Pourtant, l’historien n’était pas prédestiné à ce métier. En fait, il aurait pu être médecin. Comme il l’explique, la sève de la médecine lui coulait dans les veines lorsqu’il terminait son cycle secondaire à Katiola. C’est à partir de sa licence à l’université de Cocody que l’horizon change de couleur pour l’étudiant d’alors. Il penche pour l’enseignement. Il achèvera de s’en convaincre en France, lorsqu’il passe sa maîtrise en histoire à Bordeaux puis à Paris. « Très souvent, ce qu’on fait, ce n’est pas ce qu’on aime », confie-t-il, quelques semaines après avoir enterré son géniteur à Korhogo. Mais cet époux fidèle, père de deux enfants, pense que l’avenir est certainement écrit quelque part. Car, dès qu’il revient au pays, il se voit confier, à lui fils de Sénoufo, la faveur de travailler sur l’histoire du peuple sénoufo. «Il n’y a pas d’autres historiens sur le peuple sénoufo, je suis le seul», constate-t-il avec un certain émerveillement. C’est à croire que si Tiona Ouattara ne s’était pas décidé, il n’y aurait peut-être pas de recherches historiques fouillées et élaborées à ce jour sur ce peuple que l’historien caractérise volontiers comme grand, fort et porté sur l’agriculture. 

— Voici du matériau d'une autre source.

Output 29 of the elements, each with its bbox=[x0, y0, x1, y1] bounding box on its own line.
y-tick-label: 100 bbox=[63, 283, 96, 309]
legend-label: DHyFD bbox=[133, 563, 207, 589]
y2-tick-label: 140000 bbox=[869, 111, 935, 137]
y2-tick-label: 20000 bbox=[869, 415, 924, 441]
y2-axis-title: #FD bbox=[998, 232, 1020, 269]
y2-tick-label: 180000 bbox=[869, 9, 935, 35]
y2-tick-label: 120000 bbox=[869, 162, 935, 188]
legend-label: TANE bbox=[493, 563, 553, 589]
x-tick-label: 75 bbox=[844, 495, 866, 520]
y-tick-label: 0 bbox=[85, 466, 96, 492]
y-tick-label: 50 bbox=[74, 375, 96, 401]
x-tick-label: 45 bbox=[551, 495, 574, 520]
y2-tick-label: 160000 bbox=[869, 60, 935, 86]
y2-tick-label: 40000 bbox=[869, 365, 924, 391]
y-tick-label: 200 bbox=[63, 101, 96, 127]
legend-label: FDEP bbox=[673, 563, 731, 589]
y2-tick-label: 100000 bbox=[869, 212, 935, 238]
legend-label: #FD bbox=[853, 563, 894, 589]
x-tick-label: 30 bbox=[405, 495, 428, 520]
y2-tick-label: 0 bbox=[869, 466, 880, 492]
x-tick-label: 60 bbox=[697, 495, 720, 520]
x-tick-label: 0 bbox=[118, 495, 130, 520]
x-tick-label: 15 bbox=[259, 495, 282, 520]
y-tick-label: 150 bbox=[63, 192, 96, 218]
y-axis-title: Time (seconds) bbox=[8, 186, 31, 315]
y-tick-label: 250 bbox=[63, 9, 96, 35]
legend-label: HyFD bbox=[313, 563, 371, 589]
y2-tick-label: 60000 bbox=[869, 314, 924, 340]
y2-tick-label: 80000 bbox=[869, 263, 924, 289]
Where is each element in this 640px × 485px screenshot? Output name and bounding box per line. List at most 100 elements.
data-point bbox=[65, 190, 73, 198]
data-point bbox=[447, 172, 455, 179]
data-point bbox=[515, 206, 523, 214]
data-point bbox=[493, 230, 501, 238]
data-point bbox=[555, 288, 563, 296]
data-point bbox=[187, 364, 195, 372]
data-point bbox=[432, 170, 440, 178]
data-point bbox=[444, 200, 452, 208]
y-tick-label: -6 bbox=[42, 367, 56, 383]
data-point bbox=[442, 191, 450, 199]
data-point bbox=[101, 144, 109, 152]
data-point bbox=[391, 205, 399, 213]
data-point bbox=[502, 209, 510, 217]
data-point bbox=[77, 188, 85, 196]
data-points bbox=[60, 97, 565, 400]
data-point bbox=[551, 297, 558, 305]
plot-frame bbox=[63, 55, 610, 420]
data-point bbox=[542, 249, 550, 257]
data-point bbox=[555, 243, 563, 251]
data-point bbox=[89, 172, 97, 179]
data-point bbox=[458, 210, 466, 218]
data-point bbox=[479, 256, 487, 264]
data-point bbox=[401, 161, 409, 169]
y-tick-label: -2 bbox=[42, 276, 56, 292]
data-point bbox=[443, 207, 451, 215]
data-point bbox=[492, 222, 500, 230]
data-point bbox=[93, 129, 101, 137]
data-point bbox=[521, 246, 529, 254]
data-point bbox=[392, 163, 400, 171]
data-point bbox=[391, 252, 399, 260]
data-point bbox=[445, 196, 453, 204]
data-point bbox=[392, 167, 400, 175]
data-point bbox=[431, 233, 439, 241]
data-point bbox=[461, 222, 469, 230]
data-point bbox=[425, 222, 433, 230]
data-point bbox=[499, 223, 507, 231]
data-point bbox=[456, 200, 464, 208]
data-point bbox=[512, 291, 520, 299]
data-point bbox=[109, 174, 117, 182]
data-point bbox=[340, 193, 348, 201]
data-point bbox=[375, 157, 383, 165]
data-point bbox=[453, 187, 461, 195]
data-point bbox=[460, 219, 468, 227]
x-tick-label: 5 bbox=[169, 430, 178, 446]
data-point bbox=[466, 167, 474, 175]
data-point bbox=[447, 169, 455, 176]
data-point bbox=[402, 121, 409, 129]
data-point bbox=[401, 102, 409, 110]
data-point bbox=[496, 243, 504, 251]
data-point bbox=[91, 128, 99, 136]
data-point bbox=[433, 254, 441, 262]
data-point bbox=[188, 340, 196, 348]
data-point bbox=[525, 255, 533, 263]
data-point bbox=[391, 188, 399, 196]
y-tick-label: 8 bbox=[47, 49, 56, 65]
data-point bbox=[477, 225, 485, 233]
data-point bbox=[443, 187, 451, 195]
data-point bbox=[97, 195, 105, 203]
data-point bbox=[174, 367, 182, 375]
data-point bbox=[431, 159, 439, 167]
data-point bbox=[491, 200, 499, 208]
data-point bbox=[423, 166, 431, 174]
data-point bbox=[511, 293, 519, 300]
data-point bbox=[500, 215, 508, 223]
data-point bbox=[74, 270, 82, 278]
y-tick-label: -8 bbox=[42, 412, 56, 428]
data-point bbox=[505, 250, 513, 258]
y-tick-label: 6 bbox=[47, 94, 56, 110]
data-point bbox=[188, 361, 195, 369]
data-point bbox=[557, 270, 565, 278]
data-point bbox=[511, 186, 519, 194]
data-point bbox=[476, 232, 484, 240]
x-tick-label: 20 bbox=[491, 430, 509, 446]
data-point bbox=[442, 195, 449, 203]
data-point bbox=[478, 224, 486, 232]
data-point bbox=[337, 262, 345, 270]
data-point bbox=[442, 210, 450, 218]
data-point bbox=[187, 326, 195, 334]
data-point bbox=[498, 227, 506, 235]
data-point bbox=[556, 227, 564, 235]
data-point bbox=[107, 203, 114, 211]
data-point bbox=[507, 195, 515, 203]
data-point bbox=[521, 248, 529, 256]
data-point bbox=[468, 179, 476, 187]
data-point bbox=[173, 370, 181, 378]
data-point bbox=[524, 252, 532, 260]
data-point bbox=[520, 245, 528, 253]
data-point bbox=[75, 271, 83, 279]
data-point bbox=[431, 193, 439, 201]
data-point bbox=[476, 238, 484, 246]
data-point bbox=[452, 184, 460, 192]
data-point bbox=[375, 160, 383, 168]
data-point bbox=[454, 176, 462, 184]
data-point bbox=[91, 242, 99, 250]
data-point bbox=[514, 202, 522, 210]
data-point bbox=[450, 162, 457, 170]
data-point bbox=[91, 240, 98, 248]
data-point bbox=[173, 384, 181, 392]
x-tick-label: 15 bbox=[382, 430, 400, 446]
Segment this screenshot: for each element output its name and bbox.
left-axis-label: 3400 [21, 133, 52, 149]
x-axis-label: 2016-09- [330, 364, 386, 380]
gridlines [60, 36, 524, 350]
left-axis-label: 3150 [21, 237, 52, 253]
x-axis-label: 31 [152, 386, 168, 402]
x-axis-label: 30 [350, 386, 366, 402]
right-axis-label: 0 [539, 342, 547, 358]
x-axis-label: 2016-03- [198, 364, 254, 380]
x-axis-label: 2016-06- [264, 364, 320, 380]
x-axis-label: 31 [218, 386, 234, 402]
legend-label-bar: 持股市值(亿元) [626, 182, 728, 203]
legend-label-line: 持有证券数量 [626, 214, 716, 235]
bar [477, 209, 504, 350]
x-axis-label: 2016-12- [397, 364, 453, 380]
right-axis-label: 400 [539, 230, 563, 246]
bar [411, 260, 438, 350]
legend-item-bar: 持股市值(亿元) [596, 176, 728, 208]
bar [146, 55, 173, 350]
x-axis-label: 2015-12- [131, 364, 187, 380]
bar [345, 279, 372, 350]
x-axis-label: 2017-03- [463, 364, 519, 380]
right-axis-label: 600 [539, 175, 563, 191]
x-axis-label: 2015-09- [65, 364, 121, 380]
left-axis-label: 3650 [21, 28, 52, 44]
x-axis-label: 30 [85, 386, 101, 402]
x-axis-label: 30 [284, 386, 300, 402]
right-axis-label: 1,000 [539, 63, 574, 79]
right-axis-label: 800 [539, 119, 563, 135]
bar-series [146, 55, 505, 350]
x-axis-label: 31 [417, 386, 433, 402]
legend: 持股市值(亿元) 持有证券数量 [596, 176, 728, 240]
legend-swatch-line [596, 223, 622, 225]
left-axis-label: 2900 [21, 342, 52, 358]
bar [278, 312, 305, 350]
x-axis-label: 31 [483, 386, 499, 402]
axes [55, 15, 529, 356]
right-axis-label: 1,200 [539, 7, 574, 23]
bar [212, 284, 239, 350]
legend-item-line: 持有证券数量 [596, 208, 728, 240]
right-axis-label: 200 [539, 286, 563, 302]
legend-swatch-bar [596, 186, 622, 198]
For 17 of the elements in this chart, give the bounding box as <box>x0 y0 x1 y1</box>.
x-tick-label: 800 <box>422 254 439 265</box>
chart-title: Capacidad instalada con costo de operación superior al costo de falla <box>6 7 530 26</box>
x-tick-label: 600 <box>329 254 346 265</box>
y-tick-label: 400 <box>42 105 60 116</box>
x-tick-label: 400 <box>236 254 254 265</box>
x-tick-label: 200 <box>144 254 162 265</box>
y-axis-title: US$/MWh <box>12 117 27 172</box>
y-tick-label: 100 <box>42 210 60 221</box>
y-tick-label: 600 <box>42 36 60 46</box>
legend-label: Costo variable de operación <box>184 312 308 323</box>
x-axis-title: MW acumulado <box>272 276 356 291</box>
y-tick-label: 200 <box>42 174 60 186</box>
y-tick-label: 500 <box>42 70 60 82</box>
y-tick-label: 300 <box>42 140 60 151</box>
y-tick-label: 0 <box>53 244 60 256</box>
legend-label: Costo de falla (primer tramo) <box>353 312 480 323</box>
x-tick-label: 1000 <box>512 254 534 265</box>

Lors de ses travaux qui lui ont valu le prix de la recherche scientifique, le natif de Siénékaha a fait des découvertes stupéfiantes sur ses frères du Nord. Contrairement aux thèses qui stipulent que le Sénoufo est de nature pacifique, le directeur de la recherche a plutôt vu un peuple guerrier. « Le Sénoufo, c’est une bête fauve. Ils ont aidé, par exemple, Samory Touré à combattre leurs propres frères. Quand il n’est pas dans le cadre du village, c'est-à-dire dans le cadre du Poro, le Sénoufo devient un animal». Cette remarque est peut-être un pavé dans la marre.

Auteur enseigné aux USA
Mais tous ceux qui connaissent ce fan d’Ernesto Djédjé, d’Amédé Pierre et de Lougah François, savent qu’il sait également rechercher l’inspiration dans l’esthétique de ces artistes néo-oralistes ivoiriens pour nourrir ses travaux scientifiques. C’est dire que l’homme est multidimensionnel. Son dernier livre est enseigné aux Etats-Unis. « Tionos », comme on l’appelait au lycée, aimerait que ses travaux soient davantage connus et divulgués. Tout en fustigeant le peu d’intérêt que les autorités ivoiriennes portent au financement de la recherche, il souhaite que le résultat des travaux ne périsse pas dans les tiroirs. 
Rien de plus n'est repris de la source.